The €250,000 contract to supply 27,000 litres of StaySafe will help Beara Distillery to "pay the rent and wages" while its gin sales shrank during the pandemic, especially in off-licences.

“Gin is a celebratory drink and there isn’t much celebrating going on. Nothing is guaranteed in life but the sanitiser is something we can easily do going forward alongside the gin. We have all our homework done.”

‘It was a great time to learn new stuff’

Enda Harty, KnowHowDo and Tilleo, Dublin
Online learning business KnowHowDo is the sort of decentralised, globally connected, tech-driven business that may rise quickly from the economic ashes of the pandemic.

It was founded in Ireland by a Meath man based in Spain, headquartered in Dublin's Dogpatch Labs, staffed by 45 workers in 11 different countries, and it targets mainly US customers with its online courses tailored around leisure activities. Talk about neatly capturing the zeitgeist.

The global anti-virus lockdowns accelerated the launch of the company's latest learning platform, Tilleo. It is a subscription service targeting US customers, mainly women, to pay for video tutorials delivered by social media influencers.
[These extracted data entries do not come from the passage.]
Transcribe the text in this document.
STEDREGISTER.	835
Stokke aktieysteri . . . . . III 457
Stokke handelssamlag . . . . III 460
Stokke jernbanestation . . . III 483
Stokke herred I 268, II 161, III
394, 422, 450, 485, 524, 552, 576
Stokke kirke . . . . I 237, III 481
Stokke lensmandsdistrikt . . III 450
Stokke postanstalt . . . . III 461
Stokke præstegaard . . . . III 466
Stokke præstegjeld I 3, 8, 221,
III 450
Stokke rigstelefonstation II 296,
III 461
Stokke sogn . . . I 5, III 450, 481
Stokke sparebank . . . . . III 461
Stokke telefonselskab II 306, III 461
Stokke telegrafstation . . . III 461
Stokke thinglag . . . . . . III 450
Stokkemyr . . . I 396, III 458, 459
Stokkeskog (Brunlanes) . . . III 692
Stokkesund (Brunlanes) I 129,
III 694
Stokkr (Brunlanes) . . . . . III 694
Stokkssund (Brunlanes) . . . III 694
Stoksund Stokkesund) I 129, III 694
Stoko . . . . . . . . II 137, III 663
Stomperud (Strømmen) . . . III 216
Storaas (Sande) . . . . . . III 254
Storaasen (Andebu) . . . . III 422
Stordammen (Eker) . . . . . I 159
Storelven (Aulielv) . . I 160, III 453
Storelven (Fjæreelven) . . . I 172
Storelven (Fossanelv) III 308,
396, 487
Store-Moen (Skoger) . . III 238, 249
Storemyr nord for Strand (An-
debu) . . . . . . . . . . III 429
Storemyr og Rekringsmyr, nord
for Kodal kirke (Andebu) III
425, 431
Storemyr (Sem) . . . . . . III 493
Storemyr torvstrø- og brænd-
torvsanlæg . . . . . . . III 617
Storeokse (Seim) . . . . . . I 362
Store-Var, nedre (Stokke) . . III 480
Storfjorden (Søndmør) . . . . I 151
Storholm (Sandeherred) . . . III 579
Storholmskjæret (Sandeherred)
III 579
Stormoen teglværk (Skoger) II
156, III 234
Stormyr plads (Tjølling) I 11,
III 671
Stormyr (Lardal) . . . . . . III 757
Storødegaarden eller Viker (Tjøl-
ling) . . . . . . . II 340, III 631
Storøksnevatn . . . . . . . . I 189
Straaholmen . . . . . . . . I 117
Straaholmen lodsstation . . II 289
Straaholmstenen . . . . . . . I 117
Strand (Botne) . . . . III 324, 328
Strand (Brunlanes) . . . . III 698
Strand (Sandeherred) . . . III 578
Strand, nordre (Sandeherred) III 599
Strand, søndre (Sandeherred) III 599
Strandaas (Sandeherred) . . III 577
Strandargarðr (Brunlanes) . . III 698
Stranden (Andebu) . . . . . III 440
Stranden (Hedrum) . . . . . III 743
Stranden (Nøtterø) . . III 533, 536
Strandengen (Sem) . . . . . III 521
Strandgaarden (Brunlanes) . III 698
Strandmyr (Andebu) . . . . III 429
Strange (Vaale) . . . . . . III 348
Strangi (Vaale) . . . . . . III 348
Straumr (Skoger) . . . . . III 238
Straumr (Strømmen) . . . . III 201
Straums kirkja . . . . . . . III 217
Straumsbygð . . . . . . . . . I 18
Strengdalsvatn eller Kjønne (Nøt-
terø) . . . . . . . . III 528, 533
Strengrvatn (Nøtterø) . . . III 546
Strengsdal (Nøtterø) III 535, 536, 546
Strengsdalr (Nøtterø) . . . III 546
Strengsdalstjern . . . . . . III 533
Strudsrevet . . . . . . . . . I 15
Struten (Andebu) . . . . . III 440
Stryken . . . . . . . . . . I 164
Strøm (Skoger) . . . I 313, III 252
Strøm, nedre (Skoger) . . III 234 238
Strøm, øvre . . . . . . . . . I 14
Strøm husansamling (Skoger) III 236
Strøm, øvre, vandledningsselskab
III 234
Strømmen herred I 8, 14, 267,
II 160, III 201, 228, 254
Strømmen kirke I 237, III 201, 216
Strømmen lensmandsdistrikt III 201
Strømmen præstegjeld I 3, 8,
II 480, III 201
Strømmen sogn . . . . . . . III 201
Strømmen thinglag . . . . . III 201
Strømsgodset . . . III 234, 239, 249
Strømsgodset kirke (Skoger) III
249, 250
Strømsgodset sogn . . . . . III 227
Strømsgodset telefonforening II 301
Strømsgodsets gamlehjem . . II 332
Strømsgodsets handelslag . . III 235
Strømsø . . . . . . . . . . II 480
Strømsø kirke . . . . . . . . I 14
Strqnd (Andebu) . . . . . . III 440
Customers pay 99 cents per month for all-you-can-eat access to a range of videos on topics such as plant-based cooking, dog-training and make-up.

Enda Harty, a 20-year tech veteran who is the company’s founder and chief executive, says he planned to launch Tilleo later in the year but speeded up the launch to mid-April to capitalise on the fact that much of its target market was stuck at home in the US with little to do under lockdown

“People had time on their hands. It was a great time to learn new stuff. There was a huge growth in our ‘student’ numbers, so we thought: this is the time. Tilleo is basically a Netflix for new skills.”

The group, which includes several other platforms apart from Tilleo, is aiming for $6 million in sales this year. Hart says that all profits generated by Tilleo from launch until the end of July will be donated to Feeding America, a non-profit helping food banks in the US respond to the effects of coronavirus.